Pyrethrin is a botanical insecticide that can kill lice on contact. Sprays containing pyrethrin can be applied to the goat’s body to kill adult lice. Some sprays also contain piperonyl butoxide (PBO) which helps extend the effectiveness.

Be sure to fully saturate the goat’s hair coat when applying. Re-treatment may be needed after 7-10 days to kill newly hatched nymphs. Exercise caution to avoid getting sprays in the goat’s eyes.

2) Diatomaceous earth

This natural product composed of tiny fossilized algae can help control lice through mechanical action. The sharp edges of the particles can abrade the waxy outer coating of the lice, causing them to dehydrate.

Apply a dusting over the goat’s coat, especially concentrating on the areas around the tail, flanks, and neck where lice congregate. Reapply every 2-3 weeks as needed. Food grade diatomaceous earth is the safest to use.

3) Manual removal of lice/nits

For mild infestations, lice and nits can be removed manually by combing through the goat’s hair coat and removing any lice and nits that are observed. Use a fine-toothed lice comb and pass it over the entire body, paying close attention to the areas where lice tend to gather.

Drop any collected lice into a container of soapy water or alcohol to kill them. Repeat combing daily until the lice are gone. This labor-intensive method works best for small herds.

Using multiple approaches helps break the lice life cycle and prevent reinfestation, these options provide additional means of controlling lice in goats when used in conjunction with ivermectin treatment. They help eliminate any lice that may have survived the initial ivermectin application.

Prevention of Lice on Goats

Keeping lice under control starts with prevention.

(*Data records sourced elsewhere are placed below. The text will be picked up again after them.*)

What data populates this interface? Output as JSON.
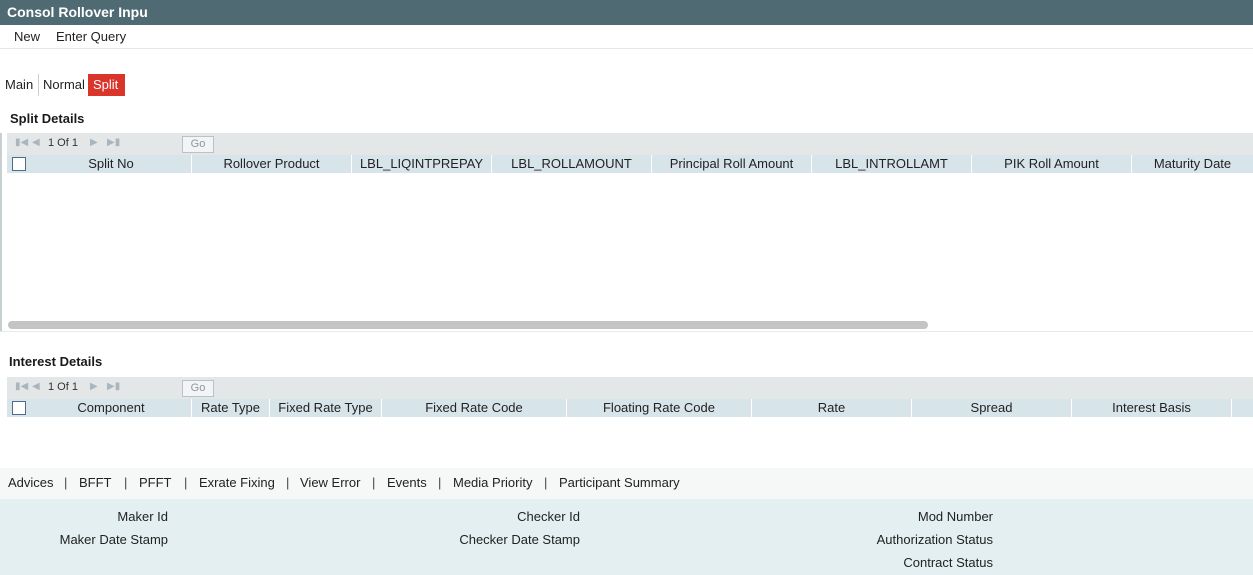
{
  "window": {
    "title": "Consol Rollover Inpu"
  },
  "menu": {
    "new_label": "New",
    "enter_query_label": "Enter Query"
  },
  "tabs": [
    {
      "label": "Main"
    },
    {
      "label": "Normal"
    },
    {
      "label": "Split",
      "active": true
    }
  ],
  "split_details": {
    "title": "Split Details",
    "pager": {
      "page_info": "1 Of 1",
      "go_label": "Go"
    },
    "columns": [
      "Split No",
      "Rollover Product",
      "LBL_LIQINTPREPAY",
      "LBL_ROLLAMOUNT",
      "Principal Roll Amount",
      "LBL_INTROLLAMT",
      "PIK Roll Amount",
      "Maturity Date"
    ],
    "rows": []
  },
  "interest_details": {
    "title": "Interest Details",
    "pager": {
      "page_info": "1 Of 1",
      "go_label": "Go"
    },
    "columns": [
      "Component",
      "Rate Type",
      "Fixed Rate Type",
      "Fixed Rate Code",
      "Floating Rate Code",
      "Rate",
      "Spread",
      "Interest Basis"
    ],
    "rows": []
  },
  "footer_links": [
    "Advices",
    "BFFT",
    "PFFT",
    "Exrate Fixing",
    "View Error",
    "Events",
    "Media Priority",
    "Participant Summary"
  ],
  "footer_separator": "|",
  "audit": {
    "maker_id": "Maker Id",
    "maker_date_stamp": "Maker Date Stamp",
    "checker_id": "Checker Id",
    "checker_date_stamp": "Checker Date Stamp",
    "mod_number": "Mod Number",
    "authorization_status": "Authorization Status",
    "contract_status": "Contract Status"
  },
  "colors": {
    "titlebar": "#4f6a73",
    "active_tab": "#d9352a",
    "grid_header": "#d7e5ea",
    "pager_bg": "#e4e7e8",
    "audit_bg": "#e3eff0"
  }
}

Here are some tips:

– Quarantine new goats: Isolate any new goats for at least 2 weeks before introducing them to your existing herd. Check them thoroughly for signs of lice during quarantine.

– Regular herd health checks: Closely inspect each goat at least once a week. Look for lice eggs (nits) as well as live lice, especially during spring and summer. Catching an infestation early makes treatment easier.

– Avoid overcrowding: Overcrowded conditions allow lice to spread rapidly from goat to goat. Make sure your goats have enough space and are not packed in too tightly.

– Reduce stress: Stress from poor nutrition, illness, or other factors can make goats more susceptible to lice. Keep your goats healthy and minimize stressors.

– Clean bedding: Change out bedding frequently to prevent a lice infestation from accumulating. Clean barns, sheds, milking stands, and other areas.

– Coordinate treatment: To avoid reinfestation, coordinate lice treatment with other goat owners in your area. Treating your herd alone may not be sufficient.

Regular inspection, quarantine, sanitation, and coordination with other owners are key to preventing lice from taking hold in your herd. With proactive management, you can keep your goat’s lice-free and healthy.

Related:  Pain Killer For Goats: Examples, Dosage & Side Effects


Controlling lice is crucial for maintaining the health and productivity of a goat herd. Ivermectin has proven to be an effective treatment, providing long-lasting protection when administered correctly. I hope you find this guide resourceful on using Ivermectin to treat lice on goats.